Abstract:
The current crisis in Greece, an EU member for over 30 years, has brought to the surface the character of the Greek politico-administrative system as it handles employment, migration and associated forms of social protection. Similarly, recent attempts at legislative reforms of the operation of social economy enterprises have yet to be implemented, while the current legislation governing them, i.e. as Foundations, dates back to ...1939. The difficulties in recognising and regulating the social economy sector seem to emanate from the organisation of the overall employment security system in place.

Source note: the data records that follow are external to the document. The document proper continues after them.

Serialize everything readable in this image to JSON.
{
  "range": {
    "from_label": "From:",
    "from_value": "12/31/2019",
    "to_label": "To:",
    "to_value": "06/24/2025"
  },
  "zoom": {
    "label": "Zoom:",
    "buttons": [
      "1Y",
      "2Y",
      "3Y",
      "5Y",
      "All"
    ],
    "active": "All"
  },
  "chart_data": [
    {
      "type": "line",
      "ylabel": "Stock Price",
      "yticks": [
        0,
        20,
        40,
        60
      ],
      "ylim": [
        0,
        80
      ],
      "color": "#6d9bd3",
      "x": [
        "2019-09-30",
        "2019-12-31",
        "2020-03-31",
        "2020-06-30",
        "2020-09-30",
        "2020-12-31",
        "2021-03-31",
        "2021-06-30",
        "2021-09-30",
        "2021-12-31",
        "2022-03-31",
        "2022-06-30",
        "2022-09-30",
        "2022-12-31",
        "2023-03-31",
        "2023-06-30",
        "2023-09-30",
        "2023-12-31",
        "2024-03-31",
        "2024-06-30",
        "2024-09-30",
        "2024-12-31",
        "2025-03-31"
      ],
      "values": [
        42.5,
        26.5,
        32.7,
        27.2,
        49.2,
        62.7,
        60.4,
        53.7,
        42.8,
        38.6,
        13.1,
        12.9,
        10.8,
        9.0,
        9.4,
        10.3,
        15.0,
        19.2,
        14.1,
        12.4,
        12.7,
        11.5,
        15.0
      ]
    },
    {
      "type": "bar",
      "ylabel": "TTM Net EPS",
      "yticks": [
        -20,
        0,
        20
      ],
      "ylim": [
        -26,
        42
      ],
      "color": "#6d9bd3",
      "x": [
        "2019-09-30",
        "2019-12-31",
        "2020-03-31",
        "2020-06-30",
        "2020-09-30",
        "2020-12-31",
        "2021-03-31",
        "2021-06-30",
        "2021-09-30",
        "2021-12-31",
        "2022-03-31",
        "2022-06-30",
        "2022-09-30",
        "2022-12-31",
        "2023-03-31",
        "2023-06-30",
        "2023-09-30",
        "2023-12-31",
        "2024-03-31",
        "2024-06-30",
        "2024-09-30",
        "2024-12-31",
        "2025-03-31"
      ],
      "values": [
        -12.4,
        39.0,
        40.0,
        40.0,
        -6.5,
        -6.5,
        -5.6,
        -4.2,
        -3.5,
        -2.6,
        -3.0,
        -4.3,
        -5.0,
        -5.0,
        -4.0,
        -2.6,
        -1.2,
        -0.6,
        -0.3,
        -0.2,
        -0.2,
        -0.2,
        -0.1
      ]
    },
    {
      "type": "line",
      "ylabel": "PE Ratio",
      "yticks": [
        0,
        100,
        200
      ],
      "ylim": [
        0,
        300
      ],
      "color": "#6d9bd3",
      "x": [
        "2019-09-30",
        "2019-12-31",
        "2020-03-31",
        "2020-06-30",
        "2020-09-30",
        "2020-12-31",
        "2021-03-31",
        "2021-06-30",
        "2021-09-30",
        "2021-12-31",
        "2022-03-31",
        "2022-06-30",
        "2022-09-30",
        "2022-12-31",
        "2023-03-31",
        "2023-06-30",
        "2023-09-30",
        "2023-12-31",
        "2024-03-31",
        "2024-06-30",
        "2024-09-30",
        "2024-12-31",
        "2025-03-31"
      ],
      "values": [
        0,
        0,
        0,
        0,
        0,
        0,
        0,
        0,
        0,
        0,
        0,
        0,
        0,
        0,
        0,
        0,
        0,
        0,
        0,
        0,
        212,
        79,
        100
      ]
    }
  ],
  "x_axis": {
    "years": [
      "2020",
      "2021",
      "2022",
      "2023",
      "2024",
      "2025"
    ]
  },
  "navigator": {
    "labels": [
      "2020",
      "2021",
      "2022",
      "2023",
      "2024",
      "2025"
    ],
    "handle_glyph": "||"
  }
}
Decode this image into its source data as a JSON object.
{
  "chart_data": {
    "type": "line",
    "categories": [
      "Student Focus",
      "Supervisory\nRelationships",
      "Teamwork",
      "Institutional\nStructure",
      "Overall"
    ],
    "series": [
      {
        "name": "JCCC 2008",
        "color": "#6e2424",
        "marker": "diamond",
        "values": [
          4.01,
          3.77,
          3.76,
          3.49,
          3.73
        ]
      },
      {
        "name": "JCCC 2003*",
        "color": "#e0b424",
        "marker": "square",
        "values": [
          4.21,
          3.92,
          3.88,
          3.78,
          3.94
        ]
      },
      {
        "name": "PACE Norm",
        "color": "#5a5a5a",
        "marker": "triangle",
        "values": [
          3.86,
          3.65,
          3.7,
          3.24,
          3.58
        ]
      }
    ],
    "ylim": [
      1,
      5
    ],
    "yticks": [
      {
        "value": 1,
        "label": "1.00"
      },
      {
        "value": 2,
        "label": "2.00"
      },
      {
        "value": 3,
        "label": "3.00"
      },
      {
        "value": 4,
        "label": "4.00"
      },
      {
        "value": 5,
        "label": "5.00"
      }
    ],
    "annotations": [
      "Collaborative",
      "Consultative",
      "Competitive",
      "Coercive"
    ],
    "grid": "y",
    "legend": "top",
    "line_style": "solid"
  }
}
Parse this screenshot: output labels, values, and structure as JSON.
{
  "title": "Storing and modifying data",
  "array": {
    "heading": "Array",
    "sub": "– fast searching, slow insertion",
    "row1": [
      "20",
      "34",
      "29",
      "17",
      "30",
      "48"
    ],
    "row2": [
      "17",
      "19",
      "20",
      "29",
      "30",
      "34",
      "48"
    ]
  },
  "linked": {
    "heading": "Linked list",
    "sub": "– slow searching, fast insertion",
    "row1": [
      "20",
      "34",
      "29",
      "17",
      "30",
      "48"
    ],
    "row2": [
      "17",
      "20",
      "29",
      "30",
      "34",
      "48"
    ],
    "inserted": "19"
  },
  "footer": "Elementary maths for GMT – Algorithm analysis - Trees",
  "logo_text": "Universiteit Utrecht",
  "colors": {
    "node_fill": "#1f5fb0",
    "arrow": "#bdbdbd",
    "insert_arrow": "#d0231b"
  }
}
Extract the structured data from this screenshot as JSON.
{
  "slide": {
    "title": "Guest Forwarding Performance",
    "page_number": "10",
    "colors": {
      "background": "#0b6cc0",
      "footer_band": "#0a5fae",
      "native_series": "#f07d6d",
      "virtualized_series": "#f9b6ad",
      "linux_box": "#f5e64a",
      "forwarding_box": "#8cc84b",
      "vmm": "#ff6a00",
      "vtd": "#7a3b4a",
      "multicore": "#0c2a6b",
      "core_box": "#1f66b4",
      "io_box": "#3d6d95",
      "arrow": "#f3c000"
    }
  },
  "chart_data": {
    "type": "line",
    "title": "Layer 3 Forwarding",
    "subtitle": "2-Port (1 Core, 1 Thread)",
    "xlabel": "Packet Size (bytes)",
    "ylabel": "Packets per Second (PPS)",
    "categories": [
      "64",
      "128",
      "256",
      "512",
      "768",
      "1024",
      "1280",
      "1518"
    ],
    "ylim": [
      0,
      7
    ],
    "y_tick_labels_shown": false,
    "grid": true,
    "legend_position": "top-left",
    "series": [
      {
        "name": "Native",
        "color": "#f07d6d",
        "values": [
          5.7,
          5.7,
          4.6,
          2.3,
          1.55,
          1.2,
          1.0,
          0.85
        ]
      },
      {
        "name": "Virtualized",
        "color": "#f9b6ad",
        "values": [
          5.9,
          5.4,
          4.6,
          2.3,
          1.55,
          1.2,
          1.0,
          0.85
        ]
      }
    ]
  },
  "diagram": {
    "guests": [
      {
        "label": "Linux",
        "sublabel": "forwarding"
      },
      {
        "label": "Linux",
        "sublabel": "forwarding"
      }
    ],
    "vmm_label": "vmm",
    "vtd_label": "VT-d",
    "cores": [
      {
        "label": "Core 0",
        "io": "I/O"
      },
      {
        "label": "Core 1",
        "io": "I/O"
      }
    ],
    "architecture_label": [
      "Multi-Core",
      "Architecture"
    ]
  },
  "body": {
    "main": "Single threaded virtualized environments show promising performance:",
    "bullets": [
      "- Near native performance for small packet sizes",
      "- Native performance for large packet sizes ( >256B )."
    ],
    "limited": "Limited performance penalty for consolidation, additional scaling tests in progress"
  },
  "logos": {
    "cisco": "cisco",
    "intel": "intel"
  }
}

The employment relationship seems to be embedded within a bifurcated system of labour whereby the employment relationship is secure only in the public sector while the private sector is controlled by a precarious system of labour security, a separate health system and with its own political organisation. The lack of a unified national labour system does not allow the formation of a national system of employment (qualifications) and, hence, a way to overcome nepotism and the political (party) patronage system which defines, in a determining way, labour relations. This division is maintained by the politico-administrative labour regime put in place, under the extra-ordinary political situation that emerged after World War II (WWII).
The paper explores this hidden reality defining the organisation of the employment system in Greece, its politico-administrative controls that seem to aim at ‘arresting’ the emergence of a social economy. This leads to a hidden social economy of a fragmented private labour market, which is regulated separately from the secure “public” employment sector. This rather anachronistic and discriminatory system of political order of labour divides workers in Greece.